Karenanya, keputusan positif ini mesti diikuti sikap lebih hati-hati dalam memilih calon pengganti. Kedepankan kepentingan yang jauh lebih besar. Sikap tergesa-gesa seperti saat memberhentikan Shin Tae-yong dan menunjuk Patrick Kluivert tidak boleh terulang.
Rekam jejak pelatih yang dipilih harus menjadi pertimbangan utama. Dengan begitu, kita bisa yakin pelatih tersebut mampu memberikan sesuatu yang diharapkan. Itu pun belum menjamin impian tampil di Piala Dunia akan tercapai. Namun jika semua catatan terbaik sudah tersaji, kerja keras dan peningkatan kualitas sudah terlihat, maka keberhasilan atau kegagalan hanyalah urusan nasib.
Kita pernah dua kali gagal, tetapi rasa hormat pendukung terhadap tim tetap tinggi. Tahun 1975, tim asuhan Wiel Coerver gagal lolos ke Olimpiade Montreal 1976 setelah kalah adu penalti dari Korea Utara. Namun 100 ribu penonton di Stadion Utama Senayan tetap memberi applause bagi para pemain.
Hal serupa terjadi pada 1985 saat timnas asuhan Sinyo Aliandu. Kita kalah dari Korea Selatan (0-2 di Seoul dan 1-4 di Jakarta) dalam kualifikasi Piala Dunia 1986. Meski gagal, dukungan publik tidak surut—meski kala itu belum ada media sosial, sambutan suporter begitu hangat.
Para pendukung sungguh memahami kondisi yang ada. Secara teknis, baik tim 1975/76 maupun 1985/86 tidak kalah dari lawannya. Hanya nasib belum berpihak.
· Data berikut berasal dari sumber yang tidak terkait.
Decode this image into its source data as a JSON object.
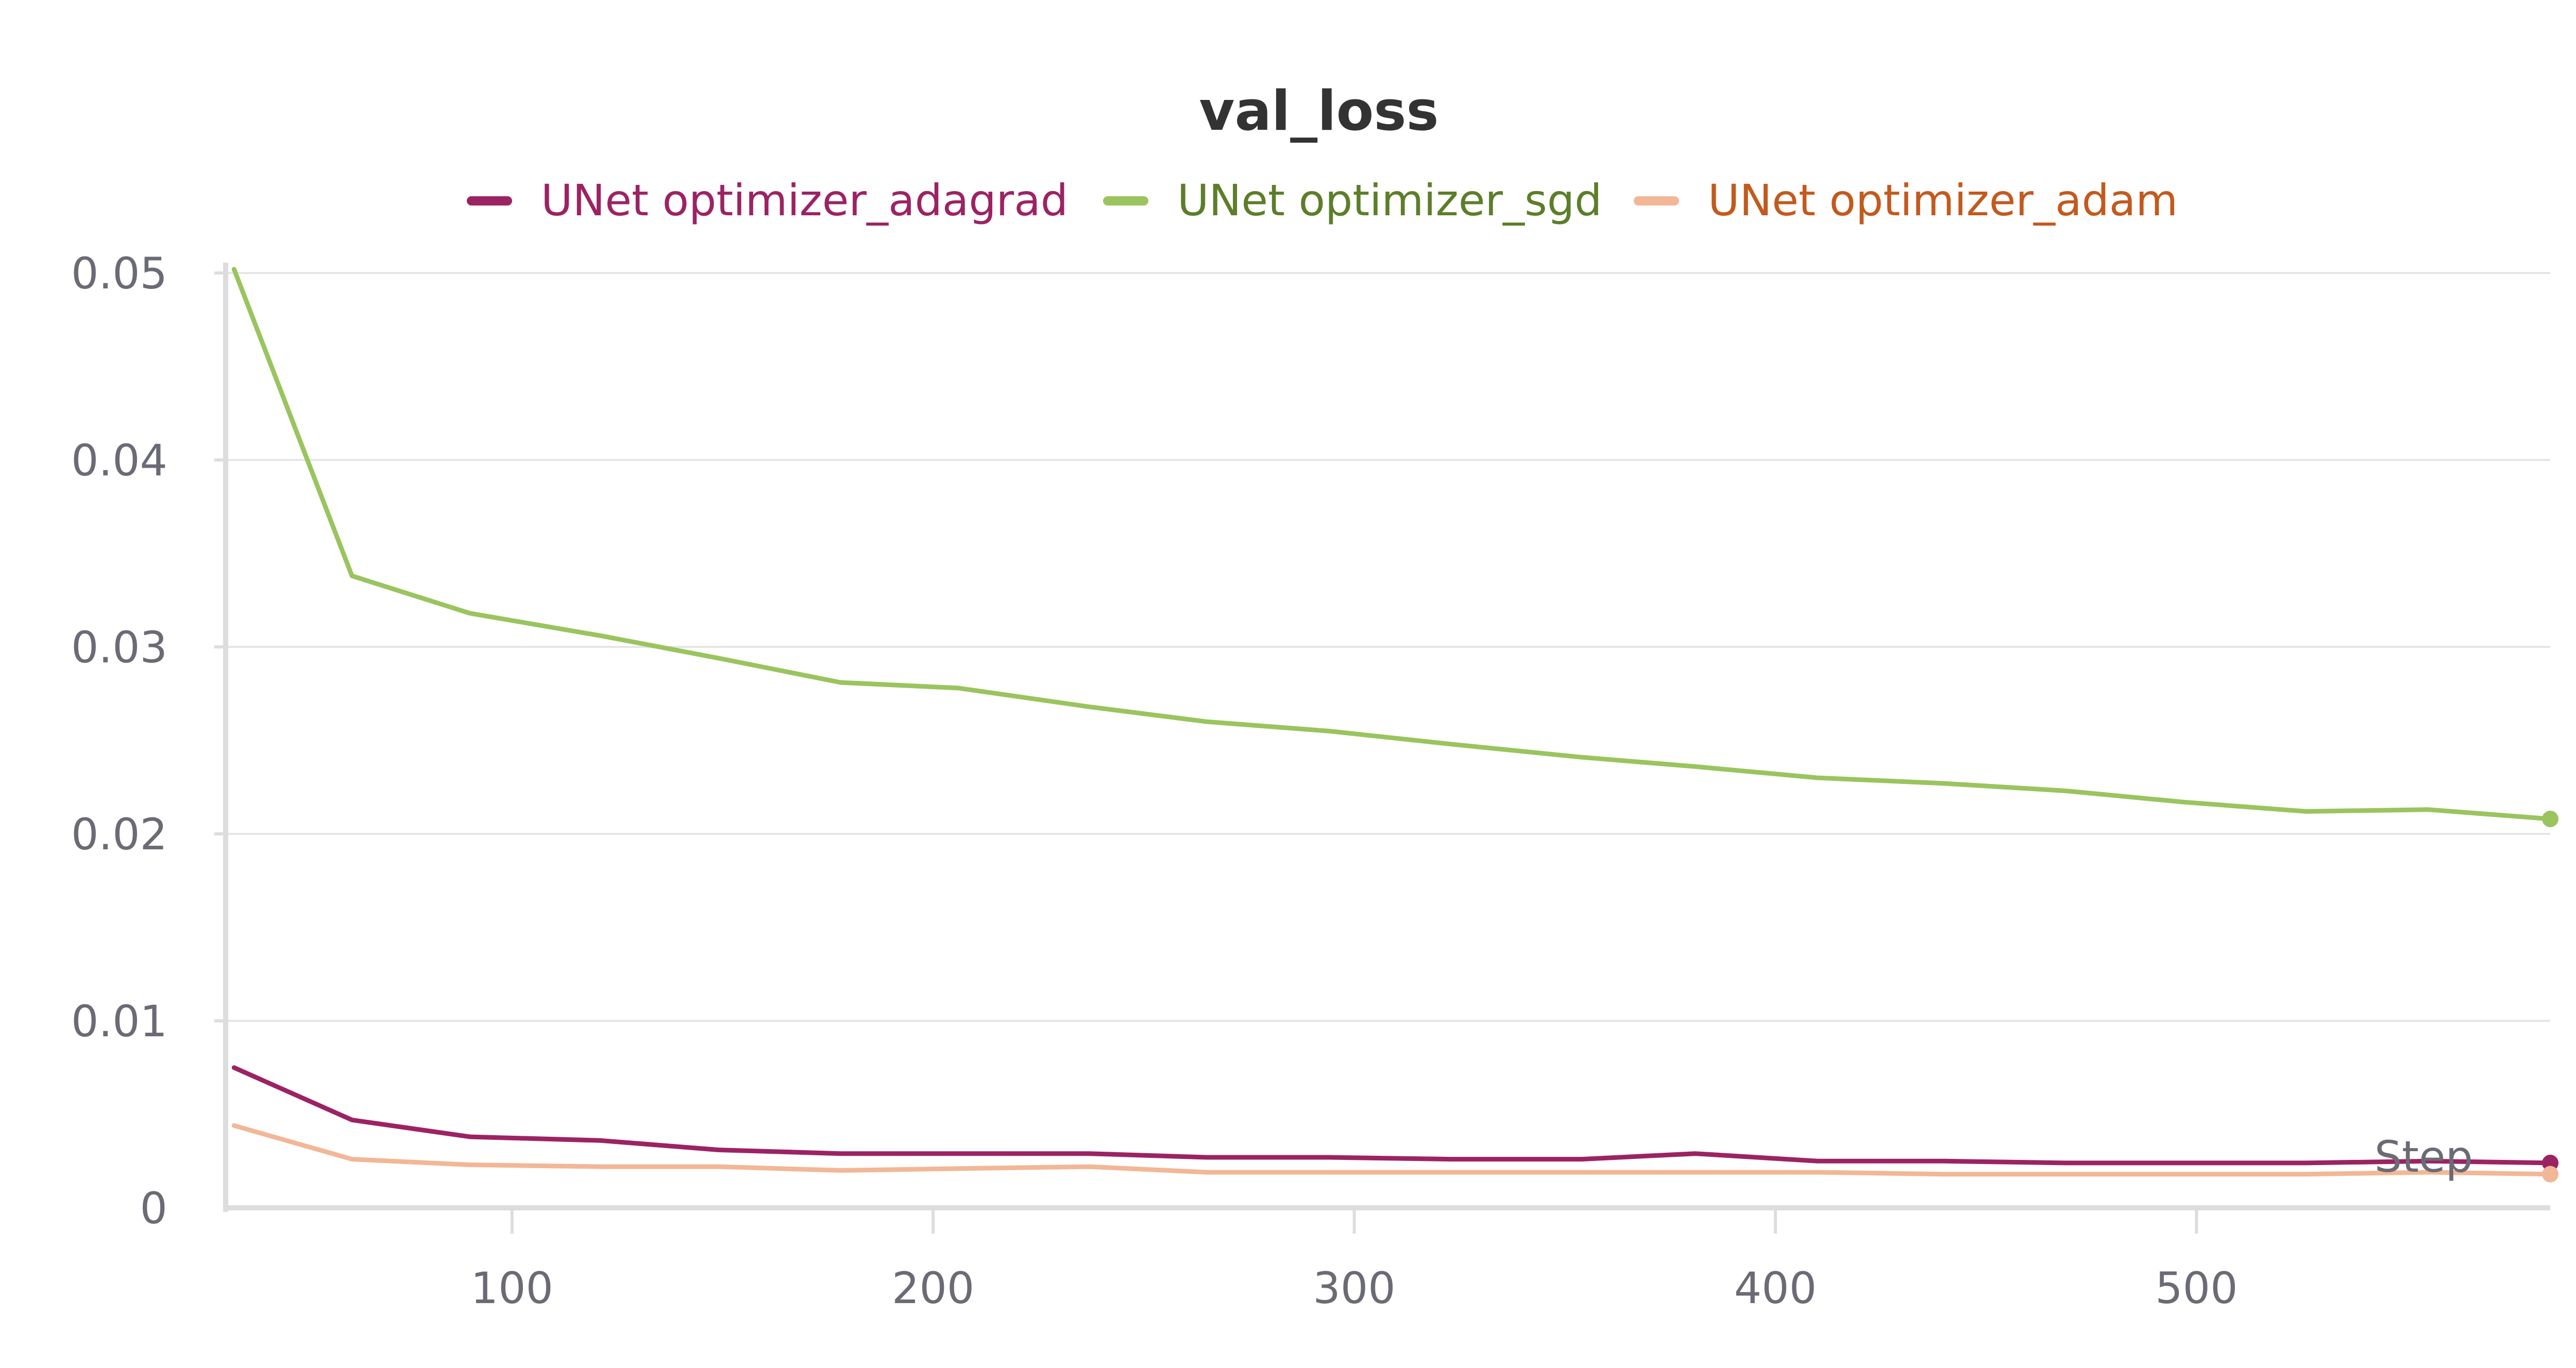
{
  "chart_data": {
    "type": "line",
    "title": "val_loss",
    "xlabel": "Step",
    "ylabel": "",
    "xlim": [
      32,
      584
    ],
    "ylim": [
      0,
      0.05
    ],
    "xticks": [
      100,
      200,
      300,
      400,
      500
    ],
    "xtick_labels": [
      "100",
      "200",
      "300",
      "400",
      "500"
    ],
    "yticks": [
      0,
      0.01,
      0.02,
      0.03,
      0.04,
      0.05
    ],
    "ytick_labels": [
      "0",
      "0.01",
      "0.02",
      "0.03",
      "0.04",
      "0.05"
    ],
    "grid": true,
    "legend_position": "top-center",
    "series": [
      {
        "name": "UNet optimizer_adagrad",
        "color": "#9c2363",
        "label_color": "#9c2363",
        "x": [
          34,
          62,
          90,
          121,
          149,
          178,
          206,
          237,
          265,
          294,
          323,
          354,
          381,
          410,
          440,
          469,
          497,
          526,
          555,
          584
        ],
        "y": [
          0.0075,
          0.0047,
          0.0038,
          0.0036,
          0.0031,
          0.0029,
          0.0029,
          0.0029,
          0.0027,
          0.0027,
          0.0026,
          0.0026,
          0.0029,
          0.0025,
          0.0025,
          0.0024,
          0.0024,
          0.0024,
          0.0025,
          0.0024
        ]
      },
      {
        "name": "UNet optimizer_sgd",
        "color": "#9ac45e",
        "label_color": "#5c7e2a",
        "x": [
          34,
          62,
          90,
          121,
          149,
          178,
          206,
          237,
          265,
          294,
          323,
          354,
          381,
          410,
          440,
          469,
          497,
          526,
          555,
          584
        ],
        "y": [
          0.0502,
          0.0338,
          0.0318,
          0.0306,
          0.0294,
          0.0281,
          0.0278,
          0.0268,
          0.026,
          0.0255,
          0.0248,
          0.0241,
          0.0236,
          0.023,
          0.0227,
          0.0223,
          0.0217,
          0.0212,
          0.0213,
          0.0208
        ]
      },
      {
        "name": "UNet optimizer_adam",
        "color": "#f2b796",
        "label_color": "#c25a1e",
        "x": [
          34,
          62,
          90,
          121,
          149,
          178,
          206,
          237,
          265,
          294,
          323,
          354,
          381,
          410,
          440,
          469,
          497,
          526,
          555,
          584
        ],
        "y": [
          0.0044,
          0.0026,
          0.0023,
          0.0022,
          0.0022,
          0.002,
          0.0021,
          0.0022,
          0.0019,
          0.0019,
          0.0019,
          0.0019,
          0.0019,
          0.0019,
          0.0018,
          0.0018,
          0.0018,
          0.0018,
          0.0019,
          0.0018
        ]
      }
    ]
  }
}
Ke depan, PSSI harus benar-benar cermat dalam menentukan pilihan. Siapa pun yang dipilih nanti, harus diyakini bisa membawa kemajuan—syukur-syukur mampu mengantar timnas ke panggung Piala Dunia 2030.
Yang penting, keputusan jangan berdasarkan emosi. Jika semua proses sudah dilalui dengan matang namun hasilnya tetap belum sesuai harapan, berarti itu faktor nonteknis. Mudah-mudahan kegagalan seperti itu tidak terulang.
Sehebat apa pun pelatih dan pemain, proses harus dijalani. Tak ada prestasi datang tiba-tiba. Tak mungkin ada keberhasilan tanpa persiapan. Dan tak akan ada persiapan terbaik tanpa orang-orang yang tepat.
Saat ini timnas U-17 kita akan berlaga di Piala Dunia. Sudah saatnya kita berikan apresiasi tinggi untuk mereka.